Three-dimensional Numeric Simulation of Root Canal Irrigant Flow with Different Irrigation Needles

Abstract

IntroductionThe purpose of this study was to investigate, by using computational fluid dynamics (CFD), the effect of needle tip design on irrigant flow pattern. MethodsParameters of an in vitro irrigation model were used to create CFD models. Experimental data obtained by recording the dynamic fluid distribution during irrigation with 27-gauge notched (Appli-Vac) and side-vented open-ended (Vista-Probe) needles, placed at 3 and 5 mm from the apex of a simulated straight root canal prepared in a plastic block, were used to validate the results of CFD analysis. Two “virtual” needle tip designs were also included in CFD analysis, one with a beveled tip (based on Appli-Vac) and one with side-vent based on Vista-Probe needle but with a closed-end tip.

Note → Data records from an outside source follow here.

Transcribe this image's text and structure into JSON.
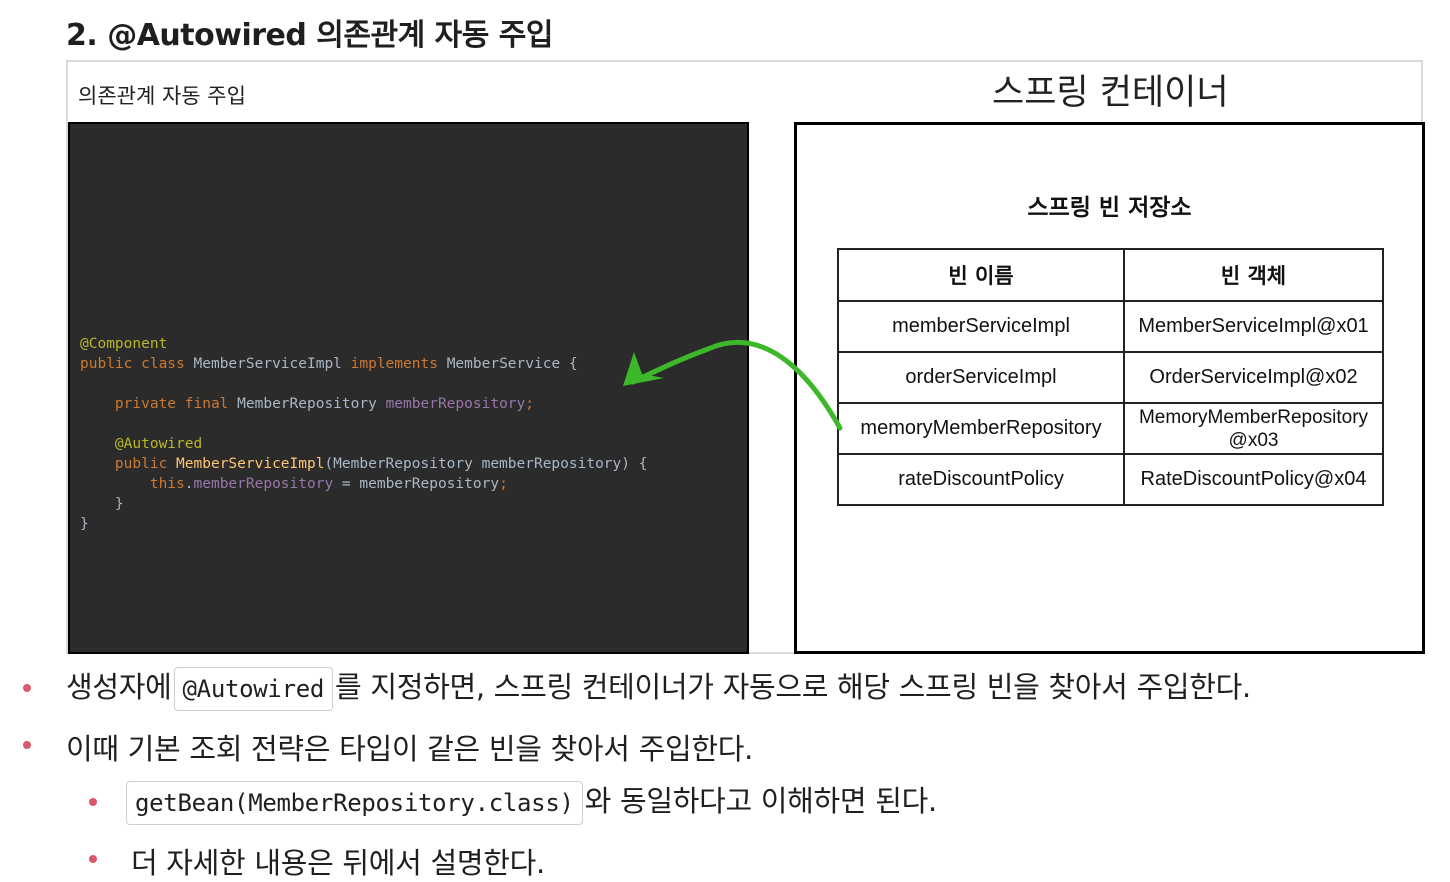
{
  "heading": "2. @Autowired 의존관계 자동 주입",
  "figure": {
    "caption": "의존관계 자동 주입",
    "container_title": "스프링 컨테이너",
    "store_title": "스프링 빈 저장소",
    "arrow_color": "#3db82a",
    "table": {
      "headers": [
        "빈 이름",
        "빈 객체"
      ],
      "rows": [
        [
          "memberServiceImpl",
          "MemberServiceImpl@x01"
        ],
        [
          "orderServiceImpl",
          "OrderServiceImpl@x02"
        ],
        [
          "memoryMemberRepository",
          "MemoryMemberRepository @x03"
        ],
        [
          "rateDiscountPolicy",
          "RateDiscountPolicy@x04"
        ]
      ]
    },
    "code": {
      "annotation_component": "@Component",
      "class_kw": "public class",
      "class_name": "MemberServiceImpl",
      "implements_kw": "implements",
      "interface_name": "MemberService",
      "open_brace": "{",
      "field_mods": "private final",
      "field_type": "MemberRepository",
      "field_name": "memberRepository",
      "semicolon": ";",
      "annotation_autowired": "@Autowired",
      "public_kw": "public",
      "ctor_name": "MemberServiceImpl",
      "ctor_params": "(MemberRepository memberRepository) {",
      "this_kw": "this",
      "dot": ".",
      "assign_rhs": " = memberRepository",
      "close_inner": "}",
      "close_outer": "}"
    }
  },
  "bullets": {
    "b1_before": "생성자에",
    "b1_code": "@Autowired",
    "b1_after": "를 지정하면, 스프링 컨테이너가 자동으로 해당 스프링 빈을 찾아서 주입한다.",
    "b2": "이때 기본 조회 전략은 타입이 같은 빈을 찾아서 주입한다.",
    "b3_code": "getBean(MemberRepository.class)",
    "b3_after": "와 동일하다고 이해하면 된다.",
    "b4": "더 자세한 내용은 뒤에서 설명한다."
  }
}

Apical pressure, flow velocity at wall, and flow velocity distribution within root canal were determined by CFD. ResultsFlow patterns generated by CFD were in close agreement with the in vitro model. When placed 3 mm from the apex, the irrigant reached, or almost reached, the apex with all 4 needle designs. When placed 5 mm from the apex, the irrigant did not reach the apex with the side-vented needles. Irrigant velocities on canal walls were very low (0–0.7 m/s) compared with that within the needle lumen (∼7 m/s) and varied as a function of needle tip design. Apical pressure was highest with the beveled needle and lowest with the side-vented closed-end needle. ConclusionsIrrigation needle tip design influences flow pattern, flow velocity, and apical wall pressure, all important parameters for the effectiveness and safety of irrigation. Computational fluid dynamics can be a valuable tool in assessing the implications of needle tip design on these parameters.